In 2006, a support programme for parents and carers of young people with DSH was developed by the DSH Team in the Children’s University Hospital, Temple Street. It is called the SPACE programme, and was developed in response to requests for Support by Parents And Carers of young people with DSH who had presented to the Accident & Emergency Department of the hospital. The programme was developed with input from parents, who advised on its format and content. It is an eight week group programme, run for one and a half hours on one evening per week, which is both supportive and psycho-educational, and covers areas deemed important by the focus group parents, such as family communication, skills for parenting adolescents, and information about mental health difficulties in young people. The programme aims to provide support to parents to enable them to support their young person. It is run by two facilitators who are members of the DSH Team in Children’s University Hospital, Temple Street. The programme has been evaluated in a non-controlled pilot study, and appears to be effective in improving parents’ feelings of well-being, improving their satisfaction in their parenting role, and improving family communication. It is currently being evaluated using a randomised controlled trial (RCT).

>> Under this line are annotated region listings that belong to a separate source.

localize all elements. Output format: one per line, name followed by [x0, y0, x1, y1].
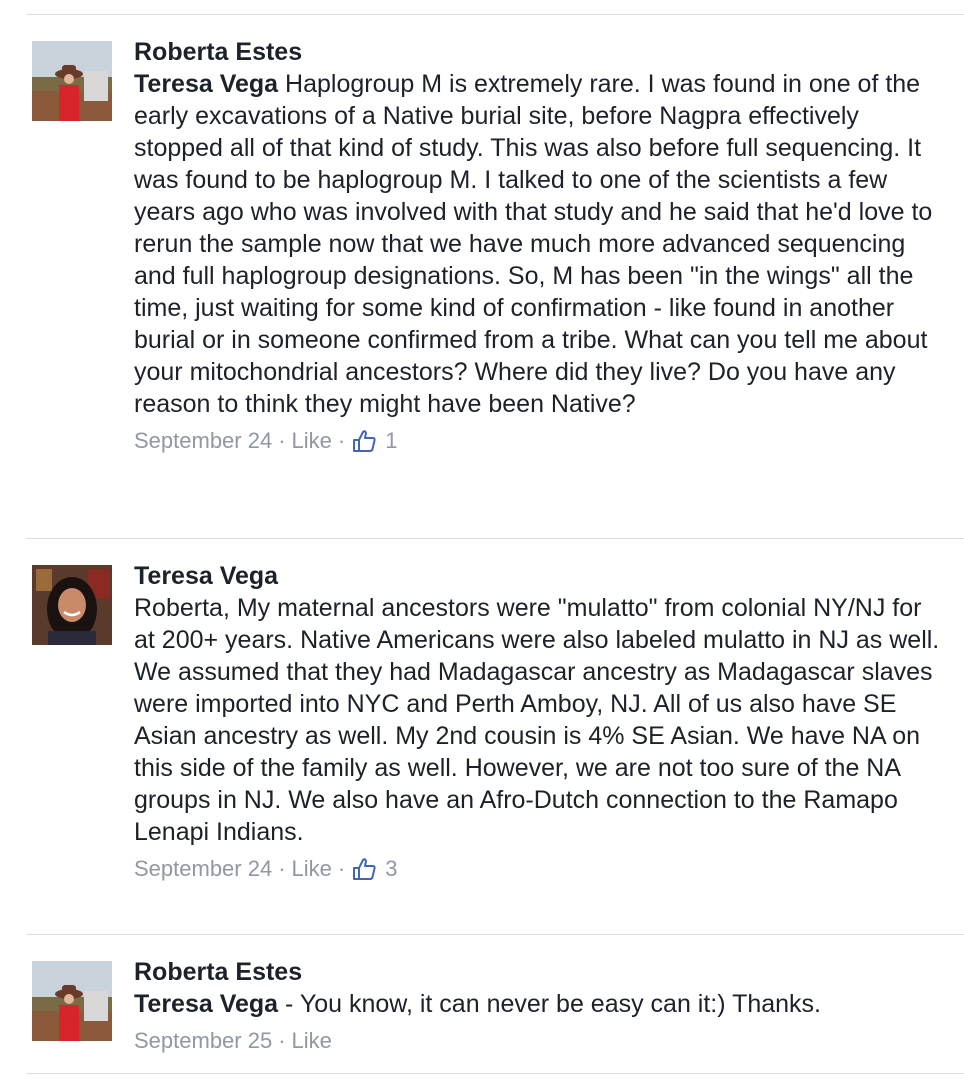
like-count: 3 — [385, 856, 398, 881]
mention-link[interactable]: Teresa Vega — [134, 990, 278, 1018]
thumbs-up-icon[interactable] — [351, 428, 377, 454]
profile-photo-icon — [32, 41, 112, 121]
like-link[interactable]: Like — [292, 1026, 332, 1056]
avatar[interactable] — [32, 41, 112, 121]
mention-link[interactable]: Teresa Vega — [134, 70, 278, 98]
separator: · — [337, 856, 346, 881]
comment-divider — [26, 538, 964, 539]
comment-text: Teresa Vega Haplogroup M is extremely ra… — [134, 68, 944, 420]
like-link[interactable]: Like — [292, 426, 332, 456]
comment-message: - You know, it can never be easy can it:… — [278, 990, 822, 1018]
comment-text: Roberta, My maternal ancestors were "mul… — [134, 594, 940, 846]
separator: · — [278, 1028, 286, 1053]
comment-author[interactable]: Teresa Vega — [134, 560, 944, 592]
avatar[interactable] — [32, 961, 112, 1041]
thumbs-up-icon[interactable] — [351, 856, 377, 882]
bottom-divider — [26, 1073, 964, 1074]
comment-body: Teresa Vega Roberta, My maternal ancesto… — [134, 560, 944, 884]
comment-body: Roberta Estes Teresa Vega - You know, it… — [134, 956, 944, 1056]
separator: · — [337, 428, 346, 453]
comment-date[interactable]: September 25 — [134, 1026, 272, 1056]
comment-divider — [26, 934, 964, 935]
comment-meta: September 25 · Like — [134, 1026, 944, 1056]
comment-author[interactable]: Roberta Estes — [134, 956, 944, 988]
avatar[interactable] — [32, 565, 112, 645]
comment-date[interactable]: September 24 — [134, 854, 272, 884]
comment-author[interactable]: Roberta Estes — [134, 36, 944, 68]
comment-meta: September 24 · Like · 1 — [134, 426, 944, 456]
comment-date[interactable]: September 24 — [134, 426, 272, 456]
separator: · — [278, 428, 286, 453]
profile-photo-icon — [32, 961, 112, 1041]
like-count: 1 — [385, 428, 398, 453]
like-link[interactable]: Like — [292, 854, 332, 884]
separator: · — [278, 856, 286, 881]
comment-message: Haplogroup M is extremely rare. I was fo… — [134, 70, 933, 418]
comment-meta: September 24 · Like · 3 — [134, 854, 944, 884]
comment-text: Teresa Vega - You know, it can never be … — [134, 988, 944, 1020]
top-divider — [26, 14, 964, 15]
profile-photo-icon — [32, 565, 112, 645]
comment-body: Roberta Estes Teresa Vega Haplogroup M i… — [134, 36, 944, 456]
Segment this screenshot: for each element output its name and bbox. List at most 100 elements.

The aim of this research is to present a cross-sectional, pre-test demographic and psychosocial profile of the parents who participated in the evaluation of the SPACE programme, focusing on parental well-being, family communication, parental satisfaction, perceived social support, the child’s strengths and difficulties, as well as a number of adult and child characteristics. Potential relationships between these factors will also be examined.